Not with content (I’ve written a decent number of words over the past couple of years which I could potentially use) but with structure and narrative…

…and then a couple of weeks ago….an idea hit me!

I’ll talk about some of the financial mistakes I’ve made with my own personal finances as a framework to what I’ve learnt (and continue to learn).

I shared this idea in conversation with someone in our profession who is well known for his insight. Someone who has been through the publishing process. Someone I like, respect and whose counsel I trust…

He thought the idea was a turkey.

He didn’t put  it that way but gave me some valid reasons why it might not be, erm, the greatest idea in the world!

The impression I got was he felt that for a financial planner to admit financial mistakes was foolish.

I get that.

I countered that I’d prefer to work with a financial planner who could admit they are  fallible and seek to improve both themselves and their business to improve the service they deliver.

He retorted that I should consider my existing clients and how they’d feel about the book.

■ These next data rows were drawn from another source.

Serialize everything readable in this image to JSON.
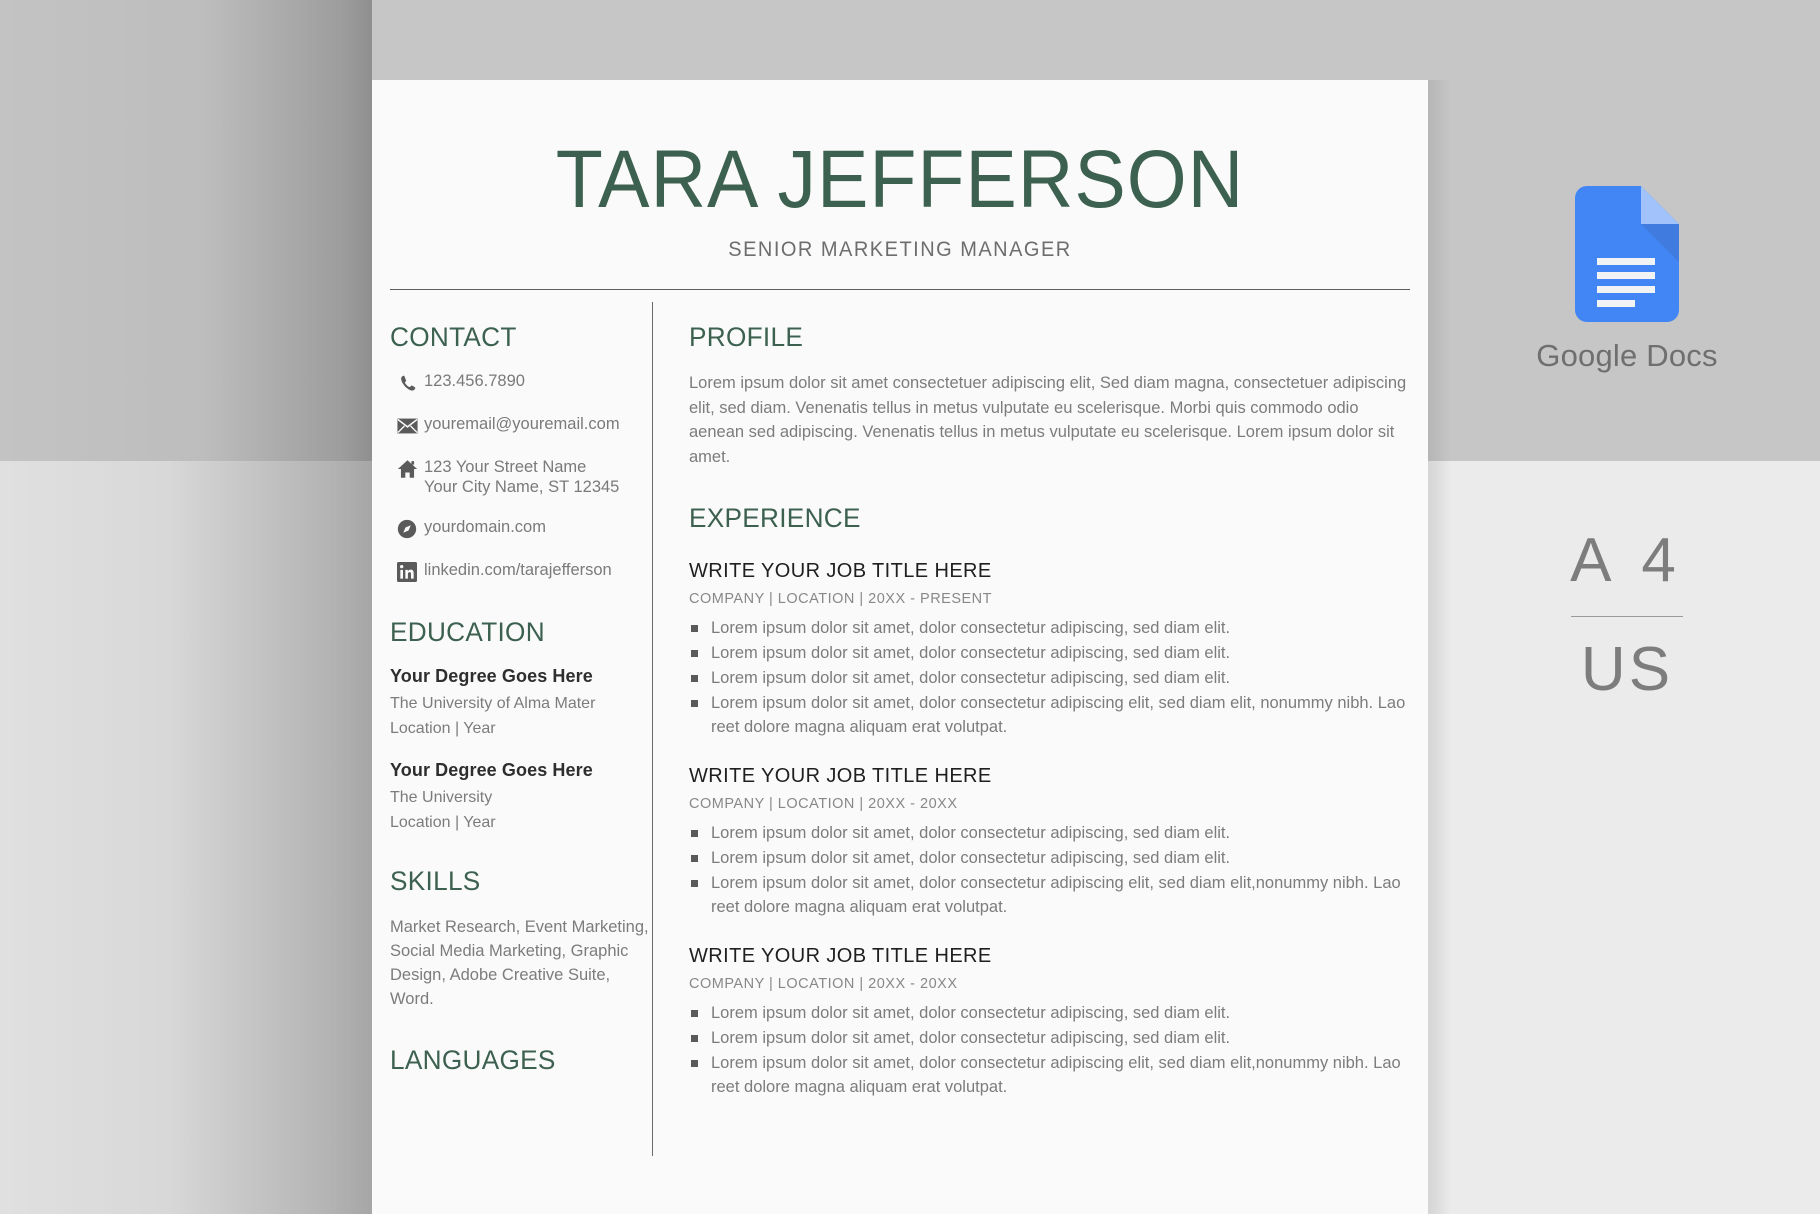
{
  "resume": {
    "name": "TARA JEFFERSON",
    "job_subtitle": "SENIOR MARKETING MANAGER",
    "contact": {
      "heading": "CONTACT",
      "items": [
        {
          "icon": "phone-icon",
          "text": "123.456.7890"
        },
        {
          "icon": "envelope-icon",
          "text": "youremail@youremail.com"
        },
        {
          "icon": "home-icon",
          "line1": "123 Your Street Name",
          "line2": "Your City Name, ST 12345"
        },
        {
          "icon": "compass-icon",
          "text": "yourdomain.com"
        },
        {
          "icon": "linkedin-icon",
          "text": "linkedin.com/tarajefferson"
        }
      ]
    },
    "education": {
      "heading": "EDUCATION",
      "items": [
        {
          "degree": "Your Degree Goes Here",
          "school": "The University of Alma Mater",
          "meta": "Location  |  Year"
        },
        {
          "degree": "Your Degree Goes Here",
          "school": "The University",
          "meta": "Location  |  Year"
        }
      ]
    },
    "skills": {
      "heading": "SKILLS",
      "text": "Market Research, Event Marketing, Social Media Marketing, Graphic Design, Adobe Creative Suite, Word."
    },
    "languages": {
      "heading": "LANGUAGES"
    },
    "profile": {
      "heading": "PROFILE",
      "text": "Lorem ipsum dolor sit amet consectetuer adipiscing elit, Sed diam magna, consectetuer adipiscing elit, sed diam. Venenatis tellus in metus vulputate eu scelerisque. Morbi quis commodo odio aenean sed adipiscing. Venenatis tellus in metus vulputate eu scelerisque. Lorem ipsum dolor sit amet."
    },
    "experience": {
      "heading": "EXPERIENCE",
      "entries": [
        {
          "title": "WRITE YOUR JOB TITLE HERE",
          "meta": "COMPANY  |  LOCATION  |  20XX - PRESENT",
          "bullets": [
            "Lorem ipsum dolor sit amet, dolor consectetur adipiscing, sed diam elit.",
            "Lorem ipsum dolor sit amet, dolor consectetur adipiscing, sed diam elit.",
            "Lorem ipsum dolor sit amet, dolor consectetur adipiscing, sed diam elit.",
            "Lorem ipsum dolor sit amet, dolor consectetur adipiscing elit, sed diam elit, nonummy nibh. Lao reet dolore magna aliquam erat volutpat."
          ]
        },
        {
          "title": "WRITE YOUR JOB TITLE HERE",
          "meta": "COMPANY  |  LOCATION  |  20XX - 20XX",
          "bullets": [
            "Lorem ipsum dolor sit amet, dolor consectetur adipiscing, sed diam elit.",
            "Lorem ipsum dolor sit amet, dolor consectetur adipiscing, sed diam elit.",
            "Lorem ipsum dolor sit amet, dolor consectetur adipiscing elit, sed diam elit,nonummy nibh. Lao reet dolore magna aliquam erat volutpat."
          ]
        },
        {
          "title": "WRITE YOUR JOB TITLE HERE",
          "meta": "COMPANY  |  LOCATION  |  20XX - 20XX",
          "bullets": [
            "Lorem ipsum dolor sit amet, dolor consectetur adipiscing, sed diam elit.",
            "Lorem ipsum dolor sit amet, dolor consectetur adipiscing, sed diam elit.",
            "Lorem ipsum dolor sit amet, dolor consectetur adipiscing elit, sed diam elit,nonummy nibh. Lao reet dolore magna aliquam erat volutpat."
          ]
        }
      ]
    }
  },
  "branding": {
    "app_icon": "google-docs-icon",
    "app_label": "Google Docs",
    "paper_size_primary": "A 4",
    "paper_size_secondary": "US"
  },
  "colors": {
    "accent_green": "#3d6150",
    "body_grey": "#7c7c7c",
    "docs_blue": "#4285F4",
    "page_bg": "#fafafa"
  }
}
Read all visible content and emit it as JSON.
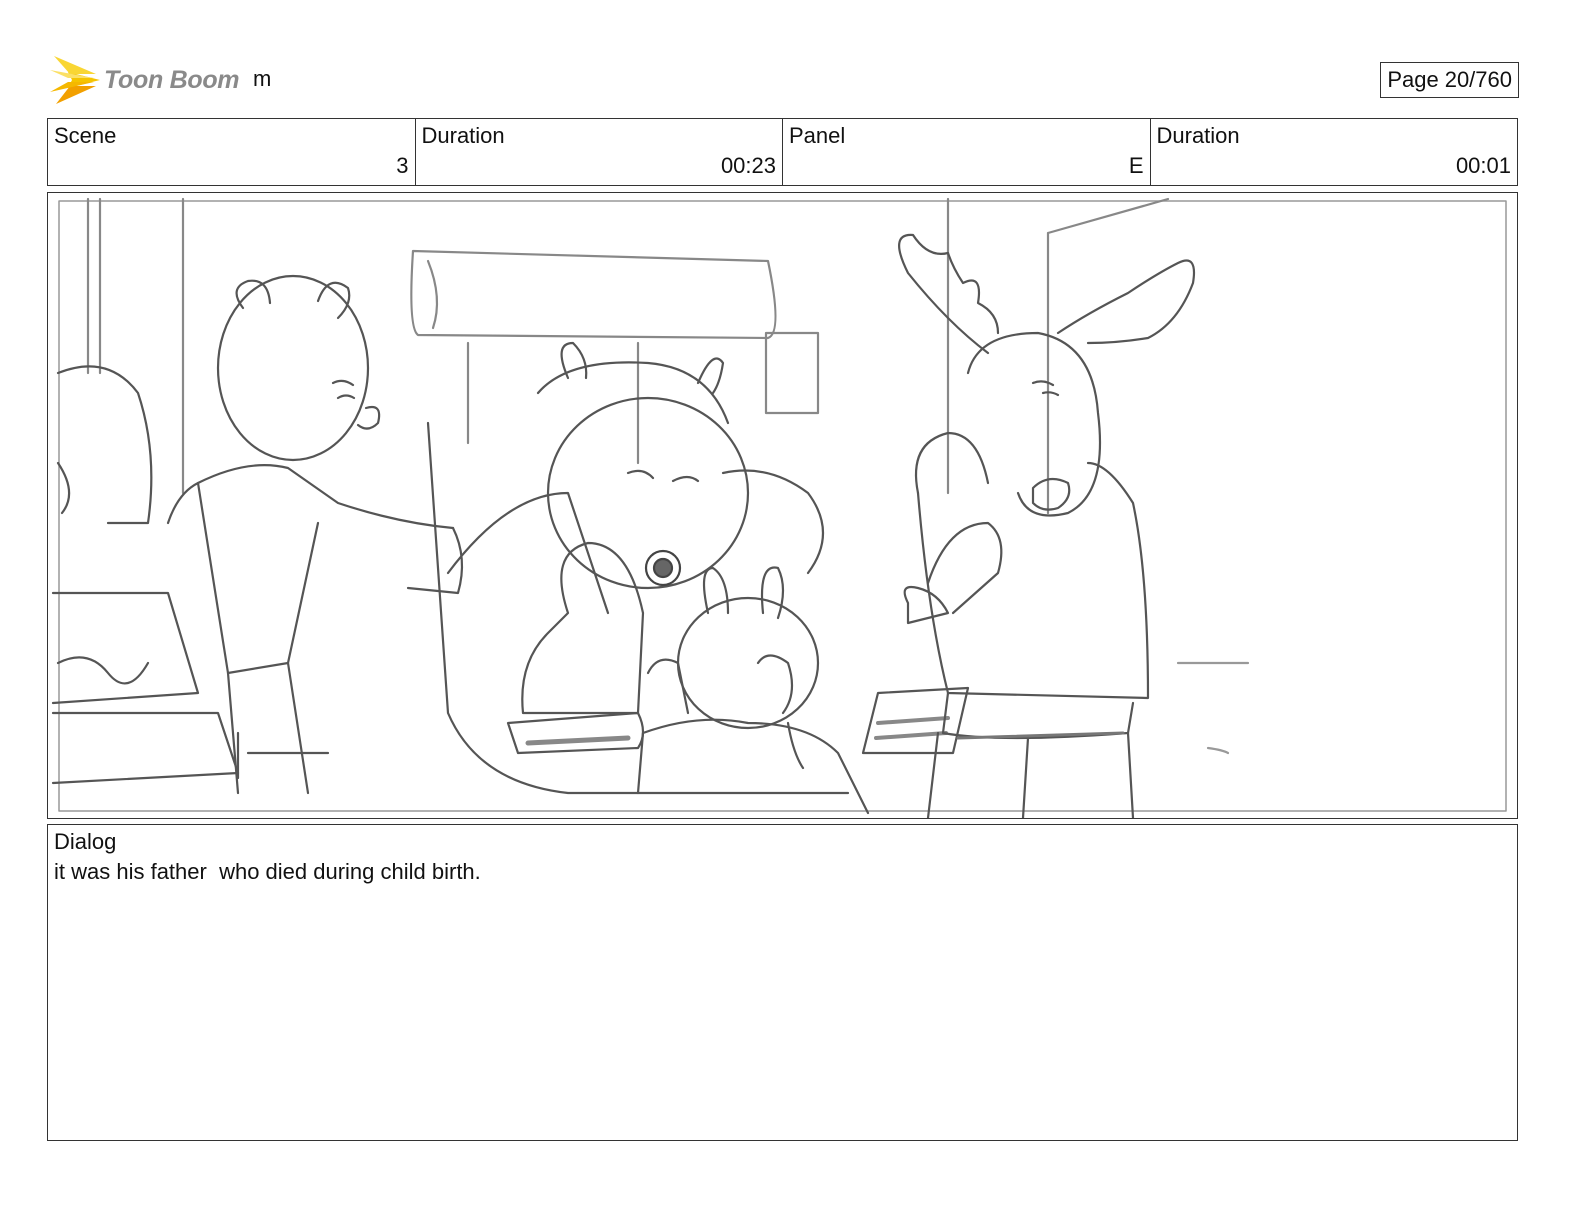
{
  "header": {
    "brand": "Toon Boom",
    "project_name": "m",
    "page_label": "Page",
    "page_value": "20/760"
  },
  "info": {
    "scene_label": "Scene",
    "scene_value": "3",
    "scene_duration_label": "Duration",
    "scene_duration_value": "00:23",
    "panel_label": "Panel",
    "panel_value": "E",
    "panel_duration_label": "Duration",
    "panel_duration_value": "00:01"
  },
  "dialog": {
    "label": "Dialog",
    "text": "it was his father  who died during child birth."
  },
  "colors": {
    "logo_yellow": "#f5c400",
    "logo_orange": "#f2a000",
    "border": "#333333",
    "sketch_line": "#555555"
  }
}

I countered with the fact that hopefully that our relationship was deep enough (and they know me well enough) to  understand my desire to be as open as possible. It could also potentially be a great client hygiene exercise too….

The more I think about it the more I’m not sure who’s right…

There are plenty  of financial businesses who focus on strong, secure branding and imagery (SJP and some of the Networks spring to mind). You’d never find a businesses like this admitting they make mistakes and maybe they’ve got it right.

Maybe the key to business success is to be the expert (which we all should be as far as expertise allows) but with no admittance of ever getting it wrong (which is the bit that doesn’t sit comfortably with me).

We don’t have to look too far back to see the danger of large (and some smaller) financial institutions and their leaders pretending they know way more than they do and making terrible decisions because of this. I’m not  sure how many of these mistakes are down to the leaders over confident bullishness but I wouldn’t mind betting it’s a fair share.

Maybe I’m a bit strange (actually I know I am!) but I identify and admire with leaders who have passion, drive and ambition but combine these attributes with a humility that allows them to admit they are human (and not superhuman) and therefore admit they make mistakes (and continue to learn from those mistakes).

So, the question all of this boils down to is…

Should a business owner, financial planner or any professional publicly admit to their past mistakes voluntarily?

Does it make you think worse or the person or potentially better?

and

If admitting error is a commercial mis-step…How do you balance commercial reality with the challenge to be an authentic and genuine person?